More advices around search speed and disk usage. (#25252)

It adds notes about: - how preference can help optimize cache usage - the fact that too many replicas can hurt search performance due to lower utilization of the filesystem cache - how index sorting can improve _source compression - how always putting fields in the same order in documents can improve _source compression
2017-06-16 11:23:40 +02:00 · 2017-06-16 11:23:40 +02:00 · 8c869e2a0b
parent ccb3c9aae7
commit 8c869e2a0b
2 changed files with 63 additions and 0 deletions
--- a/docs/reference/how-to/disk-usage.asciidoc
+++ b/docs/reference/how-to/disk-usage.asciidoc
@ -158,3 +158,24 @@ on disk usage. In particular, integers should be stored using an integer type
 stored in a `scaled_float` if appropriate or in the smallest type that fits the
 use-case: using `float` over `double`, or `half_float` over `float` will help
 save storage.
 [float]
 === Use index sorting to colocate similar documents
 When Elasticsearch stores `_source`, it compresses multiple documents at once
 in order to improve the overall compression ratio. For instance it is very
 common that documents share the same field names, and quite common that they
 share some field values, especially on fields that have a low cardinality or
 a https://en.wikipedia.org/wiki/Zipf%27s_law[zipfian] distribution.
 By default documents are compressed together in the order that they are added
 to the index. If you enabled <<index-modules-index-sorting,index sorting>>
 then instead they are compressed in sorted order. Sorting documents with similar
 structure, fields, and values together should improve the compression ratio.
 [float]
 === Put fields in the same order in documents
 Due to the fact that multiple documents are compressed together into blocks,
 it is more likely to find longer duplicate strings in those `_source` documents
 if fields always occur in the same order.
--- a/docs/reference/how-to/search-speed.asciidoc
+++ b/docs/reference/how-to/search-speed.asciidoc
@ -326,3 +326,45 @@ queries, they should be mapped as a `keyword`.
 <<index-modules-index-sorting,Index sorting>> can be useful in order to make
 conjunctions faster at the cost of slightly slower indexing.
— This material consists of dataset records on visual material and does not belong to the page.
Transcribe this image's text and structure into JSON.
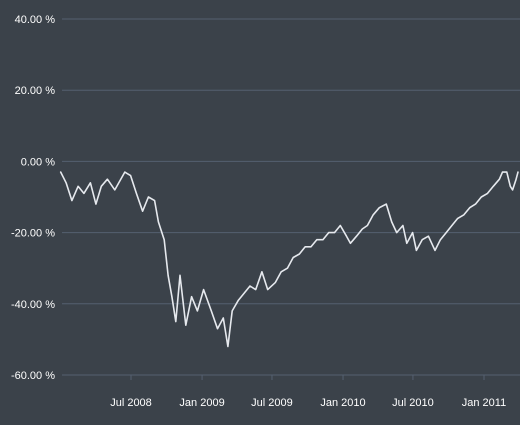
{
  "colors": {
    "background": "#3b424a",
    "gridline": "#556070",
    "line": "#e6e9ee",
    "text": "#ffffff"
  },
  "chart_data": {
    "type": "line",
    "title": "",
    "xlabel": "",
    "ylabel": "",
    "ylim": [
      -60,
      40
    ],
    "xlim": [
      "2008-01-01",
      "2011-04-01"
    ],
    "grid": "horizontal",
    "y_ticks": [
      {
        "value": 40,
        "label": "40.00 %"
      },
      {
        "value": 20,
        "label": "20.00 %"
      },
      {
        "value": 0,
        "label": "0.00 %"
      },
      {
        "value": -20,
        "label": "-20.00 %"
      },
      {
        "value": -40,
        "label": "-40.00 %"
      },
      {
        "value": -60,
        "label": "-60.00 %"
      }
    ],
    "x_ticks": [
      {
        "date": "2008-07-01",
        "label": "Jul 2008"
      },
      {
        "date": "2009-01-01",
        "label": "Jan 2009"
      },
      {
        "date": "2009-07-01",
        "label": "Jul 2009"
      },
      {
        "date": "2010-01-01",
        "label": "Jan 2010"
      },
      {
        "date": "2010-07-01",
        "label": "Jul 2010"
      },
      {
        "date": "2011-01-01",
        "label": "Jan 2011"
      }
    ],
    "series": [
      {
        "color": "#e6e9ee",
        "x": [
          "2008-01-01",
          "2008-01-15",
          "2008-01-30",
          "2008-02-15",
          "2008-03-01",
          "2008-03-18",
          "2008-04-01",
          "2008-04-15",
          "2008-05-01",
          "2008-05-20",
          "2008-06-15",
          "2008-06-30",
          "2008-07-15",
          "2008-07-31",
          "2008-08-15",
          "2008-08-31",
          "2008-09-10",
          "2008-09-25",
          "2008-10-05",
          "2008-10-15",
          "2008-10-25",
          "2008-11-05",
          "2008-11-20",
          "2008-12-05",
          "2008-12-20",
          "2009-01-05",
          "2009-01-25",
          "2009-02-10",
          "2009-02-25",
          "2009-03-09",
          "2009-03-20",
          "2009-04-05",
          "2009-04-20",
          "2009-05-05",
          "2009-05-20",
          "2009-06-05",
          "2009-06-20",
          "2009-07-10",
          "2009-07-25",
          "2009-08-10",
          "2009-08-25",
          "2009-09-10",
          "2009-09-25",
          "2009-10-10",
          "2009-10-25",
          "2009-11-10",
          "2009-11-25",
          "2009-12-10",
          "2009-12-25",
          "2010-01-10",
          "2010-01-20",
          "2010-02-05",
          "2010-02-20",
          "2010-03-05",
          "2010-03-20",
          "2010-04-05",
          "2010-04-23",
          "2010-05-07",
          "2010-05-20",
          "2010-06-05",
          "2010-06-15",
          "2010-06-30",
          "2010-07-10",
          "2010-07-25",
          "2010-08-10",
          "2010-08-27",
          "2010-09-10",
          "2010-09-25",
          "2010-10-10",
          "2010-10-25",
          "2010-11-10",
          "2010-11-25",
          "2010-12-10",
          "2010-12-25",
          "2011-01-10",
          "2011-01-25",
          "2011-02-10",
          "2011-02-18",
          "2011-03-01",
          "2011-03-10",
          "2011-03-16",
          "2011-03-25",
          "2011-04-01"
        ],
        "values": [
          -3,
          -6,
          -11,
          -7,
          -9,
          -6,
          -12,
          -7,
          -5,
          -8,
          -3,
          -4,
          -9,
          -14,
          -10,
          -11,
          -17,
          -22,
          -32,
          -38,
          -45,
          -32,
          -46,
          -38,
          -42,
          -36,
          -42,
          -47,
          -44,
          -52,
          -42,
          -39,
          -37,
          -35,
          -36,
          -31,
          -36,
          -34,
          -31,
          -30,
          -27,
          -26,
          -24,
          -24,
          -22,
          -22,
          -20,
          -20,
          -18,
          -21,
          -23,
          -21,
          -19,
          -18,
          -15,
          -13,
          -12,
          -17,
          -20,
          -18,
          -23,
          -20,
          -25,
          -22,
          -21,
          -25,
          -22,
          -20,
          -18,
          -16,
          -15,
          -13,
          -12,
          -10,
          -9,
          -7,
          -5,
          -3,
          -3,
          -7,
          -8,
          -5,
          -3
        ]
      }
    ]
  }
}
Read more about it
 in the <<index-modules-index-sorting-conjunctions,index sorting documentation>>.
 [float]
 === Use `preference` to optimize cache utilization
 There are multiple caches that can help with search performance, such as the
 https://en.wikipedia.org/wiki/Page_cache[filesystem cache], the
 <<shard-request-cache,request cache>> or the <<query-cache,query cache>>. Yet
 all these caches are maintained at the node level, meaning that if you run the
 same request twice in a row, have 1 <<glossary-replica-shard,replica>> or more
 and use https://en.wikipedia.org/wiki/Round-robin_DNS[round-robin], the default
 routing algorithm, then those two requests will go to different shard copies,
 preventing node-level caches from helping.
 Since it is common for users of a search application to run similar requests
 one after another, for instance in order to analyze a narrower subset of the
 index, using a preference value that identifies the current user or session
 could help optimize usage of the caches.
 [float]
 === Replicas might help with throughput, but not always
 In addition to improving resiliency, replicas can help improve throughput. For
 instance if you have a single-shard index and three nodes, you will need to
 set the number of replicas to 2 in order to have 3 copies of your shard in
 total so that all nodes are utilized.
 Now imagine that you have a 2-shards index and two nodes. In one case, the
 number of replicas is 0, meaning that each node holds a single shard. In the
 second case the number of replicas is 1, meaning that each node has two shards.
 Which setup is going to perform best in terms of search performance? Usually,
 the setup that has fewer shards per node in total will perform better. The
 reason for that is that it gives a greater share of the available filesystem
 cache to each shard, and the filesystem cache is probably Elasticsearch's
 number 1 performance factor. At the same time, beware that a setup that does
 not have replicas is subject to failure in case of a single node failure, so
 there is a trade-off between throughput and availability.
 So what is the right number of replicas? If you have a cluster that has
 `num_nodes` nodes, `num_primaries` primary shards _in total_ and if you want to
 be able to cope with `max_failures` node failures at once at most, then the
 right number of replicas for you is
 `max(max_failures, ceil(num_nodes / num_primaries) - 1)`.